I've made a few knob sticks, but I really don't think they'd be good for support, more for balance while walking (especially outdoors). A good handle (like a Derby or Fritz) allows you to keep your wrist straighter while your fingers wrap around the handle. A knob stick would mean either draping your fingers down over the knob while the knob itself is in your palm, or grabbing it below the knob which puts your wrist out of alignment.

I suppose it would depend on the shape of the knob to a certain extent. The second one would be better able, in my opinion, to offer support as opposed to balance.


----------



## Blackstaff

dww2 said:


> I've made a few knob sticks, but I really don't think they'd be good for support, more for balance while walking (especially outdoors).
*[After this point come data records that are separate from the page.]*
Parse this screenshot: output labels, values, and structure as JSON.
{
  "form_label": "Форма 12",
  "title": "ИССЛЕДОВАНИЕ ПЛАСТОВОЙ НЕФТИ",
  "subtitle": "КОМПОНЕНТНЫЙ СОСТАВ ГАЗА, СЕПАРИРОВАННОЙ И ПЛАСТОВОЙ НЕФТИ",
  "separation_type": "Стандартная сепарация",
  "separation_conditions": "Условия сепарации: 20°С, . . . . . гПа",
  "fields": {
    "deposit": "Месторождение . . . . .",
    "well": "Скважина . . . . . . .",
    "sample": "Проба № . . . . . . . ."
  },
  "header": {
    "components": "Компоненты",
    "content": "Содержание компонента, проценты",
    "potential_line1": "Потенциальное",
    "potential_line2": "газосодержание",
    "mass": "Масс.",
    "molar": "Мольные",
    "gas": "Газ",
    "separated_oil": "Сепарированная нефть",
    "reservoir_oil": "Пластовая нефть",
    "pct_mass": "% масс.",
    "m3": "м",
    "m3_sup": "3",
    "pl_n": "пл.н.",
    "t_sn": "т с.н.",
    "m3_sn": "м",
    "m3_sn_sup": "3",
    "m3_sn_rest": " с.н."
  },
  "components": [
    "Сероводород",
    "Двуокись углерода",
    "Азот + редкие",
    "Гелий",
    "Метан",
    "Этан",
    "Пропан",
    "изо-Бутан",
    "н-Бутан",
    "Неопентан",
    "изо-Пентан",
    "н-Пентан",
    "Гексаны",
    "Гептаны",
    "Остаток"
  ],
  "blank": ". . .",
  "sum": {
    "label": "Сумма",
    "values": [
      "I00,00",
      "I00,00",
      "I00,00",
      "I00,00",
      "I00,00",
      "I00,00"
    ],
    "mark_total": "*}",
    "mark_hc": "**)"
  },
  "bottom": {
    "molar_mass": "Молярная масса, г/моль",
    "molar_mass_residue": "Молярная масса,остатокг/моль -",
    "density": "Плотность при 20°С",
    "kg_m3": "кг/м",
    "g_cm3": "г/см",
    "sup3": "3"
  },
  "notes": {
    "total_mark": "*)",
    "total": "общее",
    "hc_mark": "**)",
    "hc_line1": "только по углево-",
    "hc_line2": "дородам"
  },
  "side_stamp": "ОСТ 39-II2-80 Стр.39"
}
A good handle (like a Derby or Fritz) allows you to keep your wrist straighter while your fingers wrap around the handle. A knob stick would mean either draping your fingers down over the knob while the knob itself is in your palm, or grabbing it below the knob which puts your wrist out of alignment.
> 
> I suppose it would depend on the shape of the knob to a certain extent. The second one would be better able, in my opinion, to offer support as opposed to balance.


Thanks for sharing your photos and for the advice about support vs. balance, I think you are spot on sir.


----------



## reidplum

To get some idea of two or three piece sticks, go on the web and find Brazos Walking Sticks. They are a larger company, but still offer hand made wooden sticks. They can make any style that they have with one or two joints. Call them for info.

Reid


----------